Cuando terminó con lo que tenía que hacer, vio que un inmenso grupo de personas bienintencionadas corría hacia ella, gritando palabras de aliento y preocupación. El pánico la dominó. Cruzó el puente, dando tropezones y se dirigió a casa de Eddie tan deprisa como le fue posible. Tenía que apresurarse. No podía lidiar con aquellas personas. Era incapaz de mirarlas a los ojos y decirles que todo estaba bien. Porque ahora sabía la verdad. Sabía lo que había ocurrido.

Bobby no estaba muerto. Su hijo no se había ahogado.

Su niño estaba con los kushtaka.

24

V
einte años atrás, el alguacil Larson se sentía como Andy Griffith en
Mayberry
. Equipado con un viejo y vapuleado coche patrulla y un par de calabozos, representaba la ley y el orden en un ambiente donde el delito no existía. Su principal ocupación consistía en separar a los indios borrachos cuando se peleaban en los bares. La sanción siempre era la misma: dormir tras las rejas y limpiar la celda, para tenerla preparada para el fin de semana siguiente.

Pero las cosas habían cambiado, y mucho, en Wrangell.
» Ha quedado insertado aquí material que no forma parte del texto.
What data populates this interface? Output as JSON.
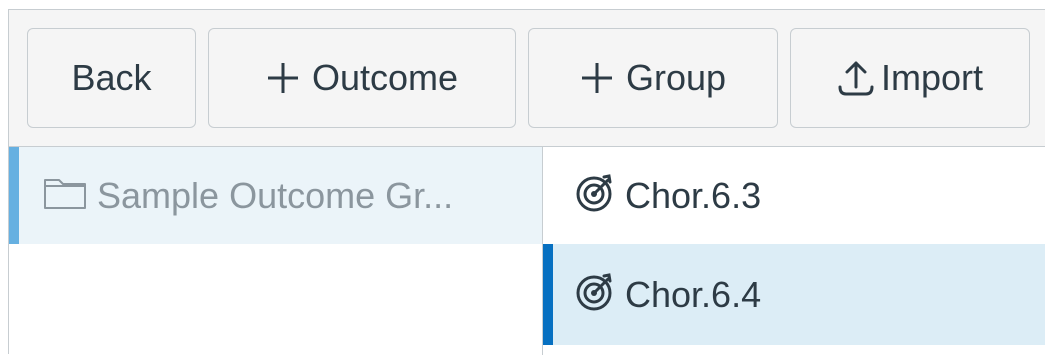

Las cosas ya no eran como antes. En el pasado, cuando los chavales se iban de parranda al bosque, dejaban latas de cerveza vacías como única basura. Ahora, dejaban ampollas de crack. Nuevas drogas, baratas y disponibles, se habían difundido por toda Alaska, transformando a ciudadanos respetuosos de la ley en adictos. Los muchachos solían meterse en casa ajena a robar, cosa anteriormente inconcebible en Wrangell.

También habían cambiado otras cosas. El alguacil Larson tenía un coche nuevo. Un elegante Mustang impecablemente pintado, con las luces del techo dispuestas en V para hacerlo más aerodinámico. El municipio lo había adquirido, con la esperanza de que impresionara a los delincuentes, instándolos a comportarse bien. No lo hacía.

El municipio también pagaba a tres ayudantes del alguacil dotados de sendas pistolas de nueve milímetros. Tampoco ellos servían de mucho. Larson procuró explicarles que el delito es como una enfermedad. Si sólo tratas los síntomas, nunca podrás curar. Tanto la medicina como las leyes de los blancos padecían de una lamentable falta de visión. El cuerpo debe ser tratado en su totalidad. Comienzas por el primer paso, desde los cimientos, y a partir de ahí progresas hacia la salud. Si un árbol crece torcido, quizá logres enderezar su tronco con años de trabajo; pero en lo profundo de sus raíces, seguirá siendo un árbol torcido. Lo mismo ocurre con una sociedad enferma.